We remain concerned regarding operational performance in the near-term given severe price declines in DRAM. The firm has announced they plan to exit the DRAM business. We believe shares are currently fully valued and expect shares to trade at current valuation metrics. We continue to rate shares of SMI a Hold. We have set a price target of $4.00.

Telefonica Dominance Priced In

We maintain our Hold rating for Telefonica S.A. (TEF), the largest telecommunications company in Spain and Latin America.
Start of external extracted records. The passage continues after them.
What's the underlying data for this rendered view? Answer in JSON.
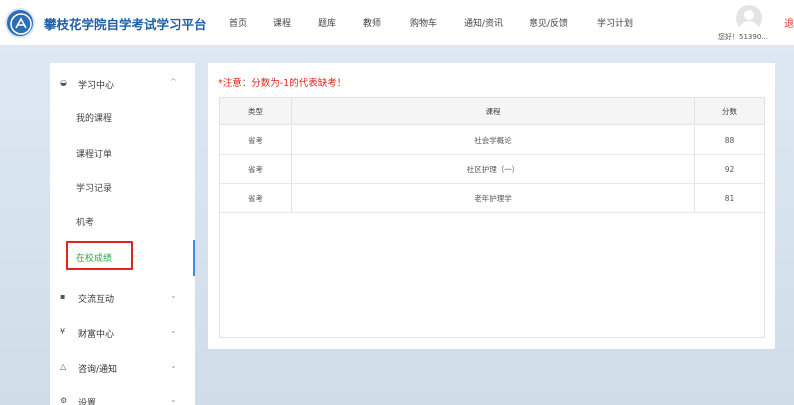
{
  "header": {
    "brand": "攀枝花学院自学考试学习平台",
    "nav": [
      "首页",
      "课程",
      "题库",
      "教师",
      "购物车",
      "通知/资讯",
      "意见/反馈",
      "学习计划"
    ],
    "greeting": "您好！51390...",
    "logout": "退"
  },
  "sidebar": {
    "learning_center": "学习中心",
    "sub_items": [
      "我的课程",
      "课程订单",
      "学习记录",
      "机考",
      "在校成绩"
    ],
    "groups": [
      "交流互动",
      "财富中心",
      "咨询/通知",
      "设置"
    ]
  },
  "main": {
    "notice": "*注意：分数为-1的代表缺考！",
    "table": {
      "headers": [
        "类型",
        "课程",
        "分数"
      ],
      "rows": [
        [
          "省考",
          "社会学概论",
          "88"
        ],
        [
          "省考",
          "社区护理（一）",
          "92"
        ],
        [
          "省考",
          "老年护理学",
          "81"
        ]
      ]
    }
  },
  "colors": {
    "brand": "#1f5fa8",
    "notice": "#e0261b",
    "active_item": "#2aa64a"
  }
}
The company has been delivering strong quarterly results with improvements driven by strong performance in European and Latin American regions and healthy business momentum across wireless, broadband and Pay TV operating segments.
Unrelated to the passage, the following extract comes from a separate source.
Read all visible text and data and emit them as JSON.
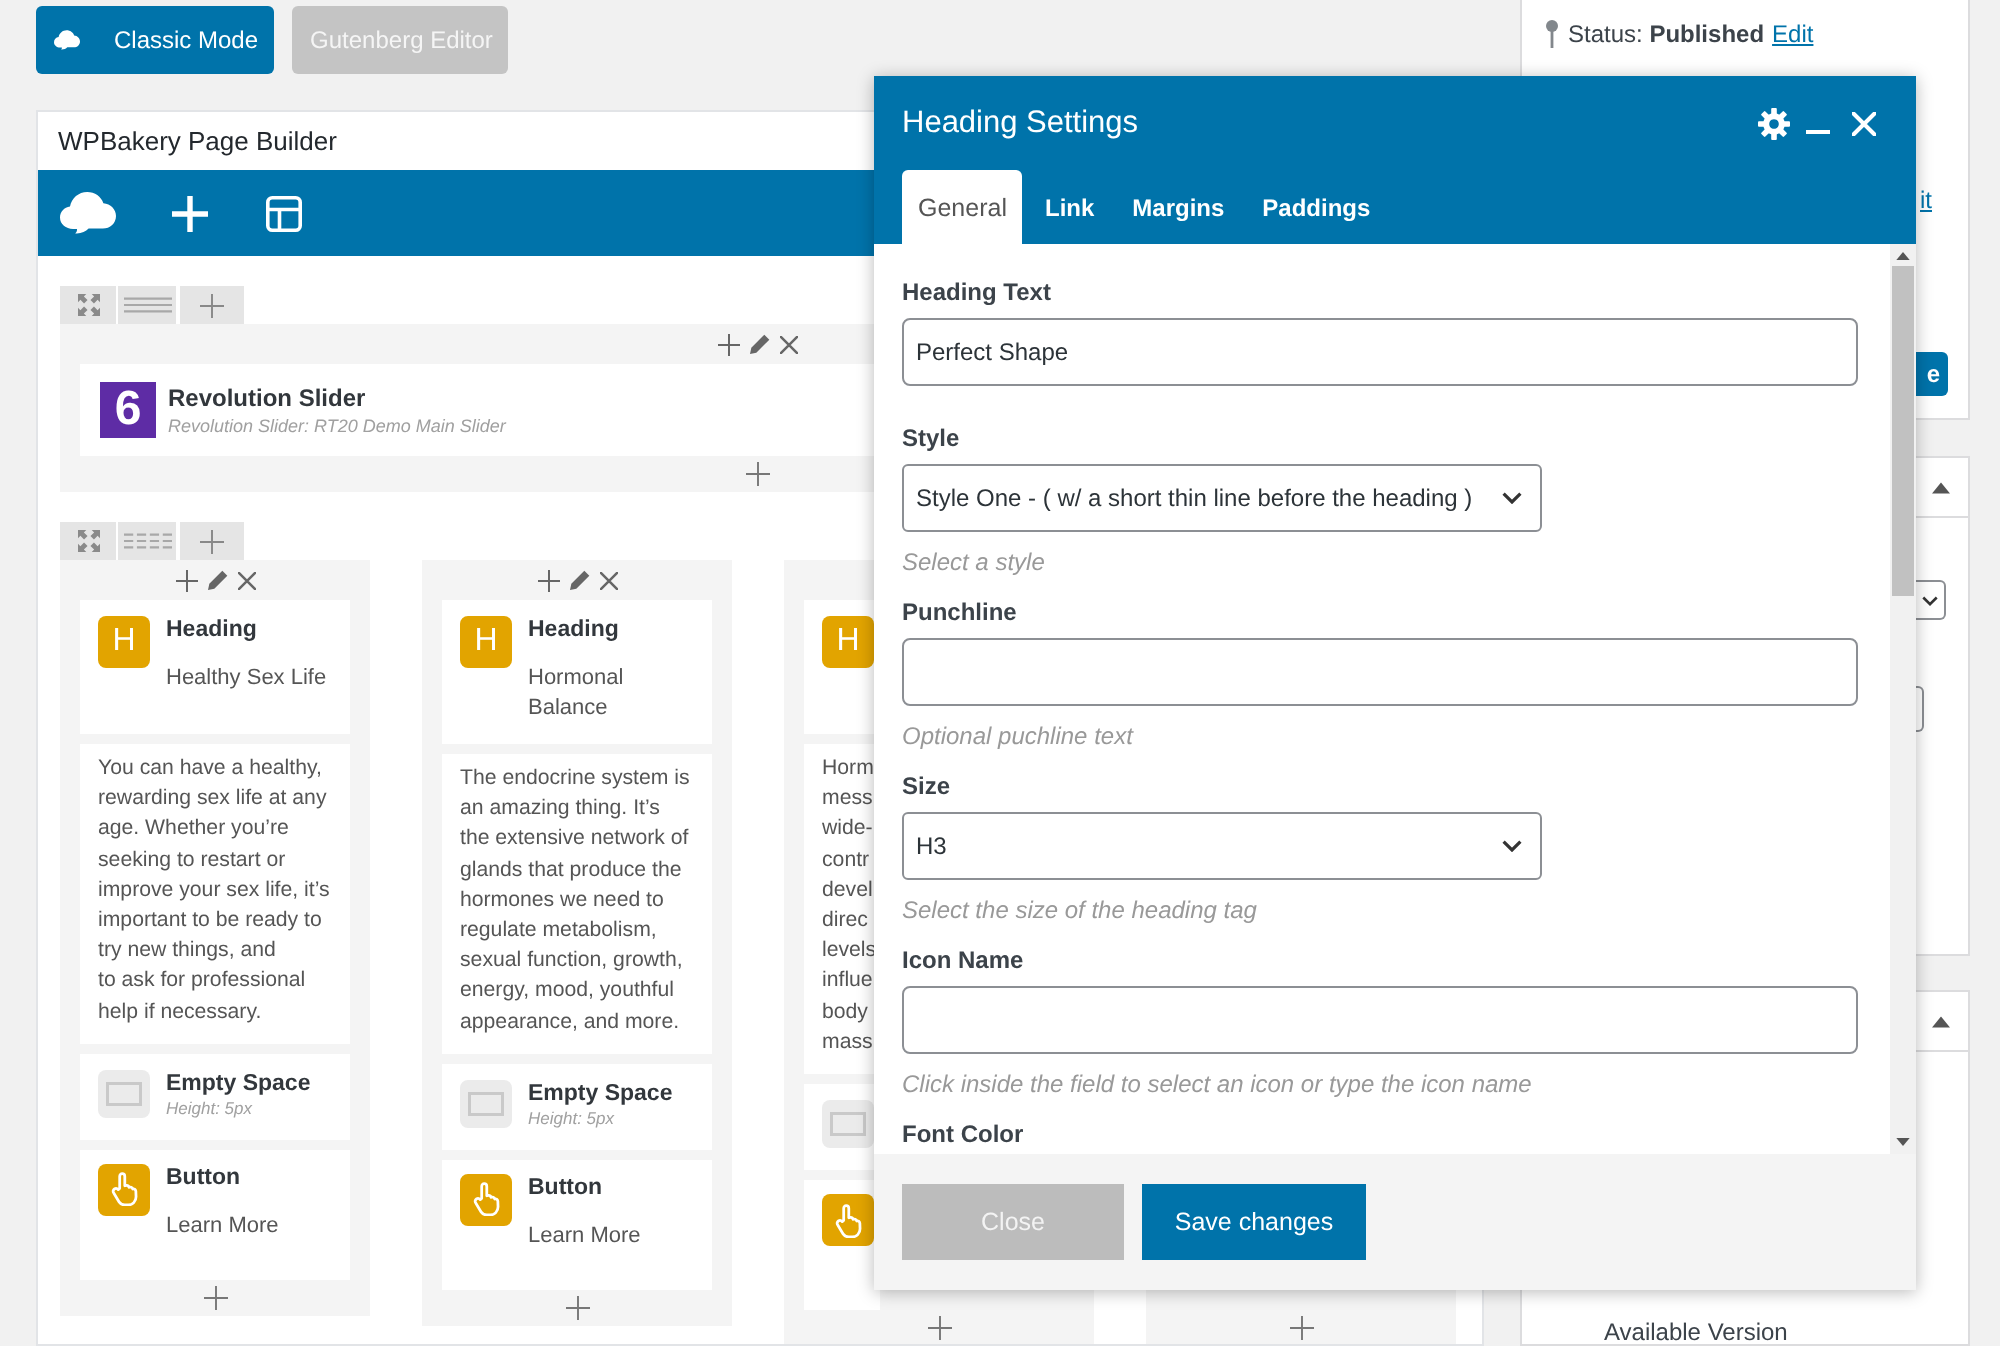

The company continues to generate strong free cash flow and offers a respectable dividend payout. However, the environment remains challenging with strong competition and we are exercising caution about the company's aggressive acquisition strategy, along with the integration process following such initiatives. Furthermore, there is the need to consider the currency exchange rate, which is associated with the Euro versus U.S.D as the dollar may be reaching its lower inflection point.

Telefonica is trading at 10.3x our 2008 earnings estimate, which is at a discount to the industry average as well as to the S&P 500 metric. Telefonica's dominant position in the Spanish telecom market (both fixed-line and wireless), and attractive growth prospects in Latin America are the baseline reasons for recent investor interest in this security. Our six-month price target of $90.00 per ADS is based on 11.0x our 2008 EPADS estimate.
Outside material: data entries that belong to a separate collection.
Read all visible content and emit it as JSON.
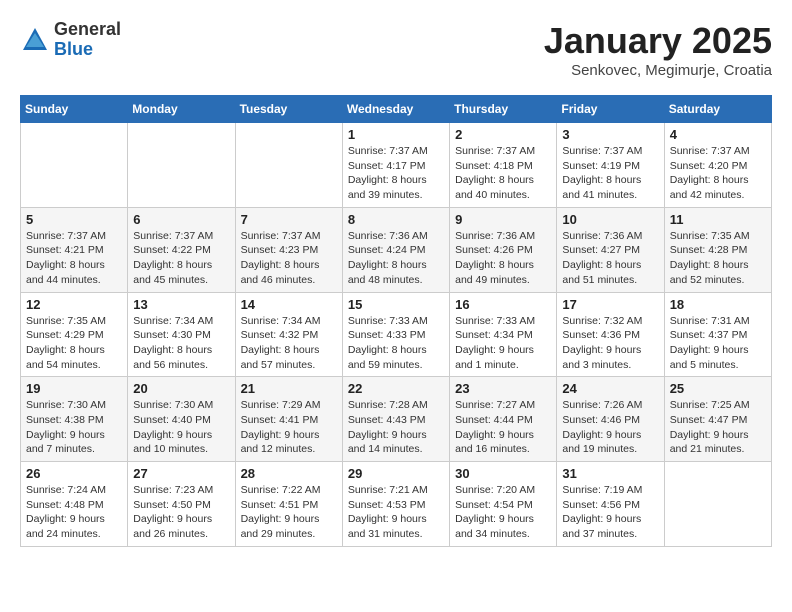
{
  "logo": {
    "general": "General",
    "blue": "Blue"
  },
  "title": "January 2025",
  "subtitle": "Senkovec, Megimurje, Croatia",
  "days_of_week": [
    "Sunday",
    "Monday",
    "Tuesday",
    "Wednesday",
    "Thursday",
    "Friday",
    "Saturday"
  ],
  "weeks": [
    [
      {
        "day": "",
        "info": ""
      },
      {
        "day": "",
        "info": ""
      },
      {
        "day": "",
        "info": ""
      },
      {
        "day": "1",
        "info": "Sunrise: 7:37 AM\nSunset: 4:17 PM\nDaylight: 8 hours and 39 minutes."
      },
      {
        "day": "2",
        "info": "Sunrise: 7:37 AM\nSunset: 4:18 PM\nDaylight: 8 hours and 40 minutes."
      },
      {
        "day": "3",
        "info": "Sunrise: 7:37 AM\nSunset: 4:19 PM\nDaylight: 8 hours and 41 minutes."
      },
      {
        "day": "4",
        "info": "Sunrise: 7:37 AM\nSunset: 4:20 PM\nDaylight: 8 hours and 42 minutes."
      }
    ],
    [
      {
        "day": "5",
        "info": "Sunrise: 7:37 AM\nSunset: 4:21 PM\nDaylight: 8 hours and 44 minutes."
      },
      {
        "day": "6",
        "info": "Sunrise: 7:37 AM\nSunset: 4:22 PM\nDaylight: 8 hours and 45 minutes."
      },
      {
        "day": "7",
        "info": "Sunrise: 7:37 AM\nSunset: 4:23 PM\nDaylight: 8 hours and 46 minutes."
      },
      {
        "day": "8",
        "info": "Sunrise: 7:36 AM\nSunset: 4:24 PM\nDaylight: 8 hours and 48 minutes."
      },
      {
        "day": "9",
        "info": "Sunrise: 7:36 AM\nSunset: 4:26 PM\nDaylight: 8 hours and 49 minutes."
      },
      {
        "day": "10",
        "info": "Sunrise: 7:36 AM\nSunset: 4:27 PM\nDaylight: 8 hours and 51 minutes."
      },
      {
        "day": "11",
        "info": "Sunrise: 7:35 AM\nSunset: 4:28 PM\nDaylight: 8 hours and 52 minutes."
      }
    ],
    [
      {
        "day": "12",
        "info": "Sunrise: 7:35 AM\nSunset: 4:29 PM\nDaylight: 8 hours and 54 minutes."
      },
      {
        "day": "13",
        "info": "Sunrise: 7:34 AM\nSunset: 4:30 PM\nDaylight: 8 hours and 56 minutes."
      },
      {
        "day": "14",
        "info": "Sunrise: 7:34 AM\nSunset: 4:32 PM\nDaylight: 8 hours and 57 minutes."
      },
      {
        "day": "15",
        "info": "Sunrise: 7:33 AM\nSunset: 4:33 PM\nDaylight: 8 hours and 59 minutes."
      },
      {
        "day": "16",
        "info": "Sunrise: 7:33 AM\nSunset: 4:34 PM\nDaylight: 9 hours and 1 minute."
      },
      {
        "day": "17",
        "info": "Sunrise: 7:32 AM\nSunset: 4:36 PM\nDaylight: 9 hours and 3 minutes."
      },
      {
        "day": "18",
        "info": "Sunrise: 7:31 AM\nSunset: 4:37 PM\nDaylight: 9 hours and 5 minutes."
      }
    ],
    [
      {
        "day": "19",
        "info": "Sunrise: 7:30 AM\nSunset: 4:38 PM\nDaylight: 9 hours and 7 minutes."
      },
      {
        "day": "20",
        "info": "Sunrise: 7:30 AM\nSunset: 4:40 PM\nDaylight: 9 hours and 10 minutes."
      },
      {
        "day": "21",
        "info": "Sunrise: 7:29 AM\nSunset: 4:41 PM\nDaylight: 9 hours and 12 minutes."
      },
      {
        "day": "22",
        "info": "Sunrise: 7:28 AM\nSunset: 4:43 PM\nDaylight: 9 hours and 14 minutes."
      },
      {
        "day": "23",
        "info": "Sunrise: 7:27 AM\nSunset: 4:44 PM\nDaylight: 9 hours and 16 minutes."
      },
      {
        "day": "24",
        "info": "Sunrise: 7:26 AM\nSunset: 4:46 PM\nDaylight: 9 hours and 19 minutes."
      },
      {
        "day": "25",
        "info": "Sunrise: 7:25 AM\nSunset: 4:47 PM\nDaylight: 9 hours and 21 minutes."
      }
    ],
    [
      {
        "day": "26",
        "info": "Sunrise: 7:24 AM\nSunset: 4:48 PM\nDaylight: 9 hours and 24 minutes."
      },
      {
        "day": "27",
        "info": "Sunrise: 7:23 AM\nSunset: 4:50 PM\nDaylight: 9 hours and 26 minutes."
      },
      {
        "day": "28",
        "info": "Sunrise: 7:22 AM\nSunset: 4:51 PM\nDaylight: 9 hours and 29 minutes."
      },
      {
        "day": "29",
        "info": "Sunrise: 7:21 AM\nSunset: 4:53 PM\nDaylight: 9 hours and 31 minutes."
      },
      {
        "day": "30",
        "info": "Sunrise: 7:20 AM\nSunset: 4:54 PM\nDaylight: 9 hours and 34 minutes."
      },
      {
        "day": "31",
        "info": "Sunrise: 7:19 AM\nSunset: 4:56 PM\nDaylight: 9 hours and 37 minutes."
      },
      {
        "day": "",
        "info": ""
      }
    ]
  ]
}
Ahead of Earnings, Buy NuStar

We are maintaining our Buy recommendation and earnings estimates for NuStar Energy, L.P. (NS) units ahead of the partnership's second-quarter results. We continue to like the partnership for its diversified asset base, strong distribution-growth prospects and attractive valuation.

The inclusion of the asphalt business in the asset mix further adds to the partnership's diversification and growth prospects. A strong pipeline of organic growth projects and contribution from acquisitions provide the partnership with an above peer group average distribution coverage ratio. We estimate that the partnership can sustain distribution-growth in the 8%-9% annual range over the next few years.

The recent acquisition of CITGO's asphalt assets help diversifies the partnership's operations and further increases its growth prospects. The partnership currently has a number of ongoing projects, which are expected to start contributing to results over the next twelve months. NuStar's current quarterly distribution represents a 7.7% year over year increase to an annualized run rate of $3.94 per unit, representing an attractive yield of 8.42%. With an above peer-group average distribution coverage level and a GP IDR cap of 25%, NuStar's distribution growth prospects remain very attractive.

Given the partnership's comfortable distribution coverage ratio, improved distribution-growth prospects and expected completion of a number of growth projects in the near term, and the 25% general partner distribution split, we continue to see upside from current levels. Our new $54 price objective, reduced from $59 before, reflects a distribution run rate of $4.25 per unit and yield of 7.87%. Our yield assumption is based on a 337 bps spread, in line with other faster growing MLPs, over our 10-year Treasury bond yield expectation of 4.50% over the next 12 months.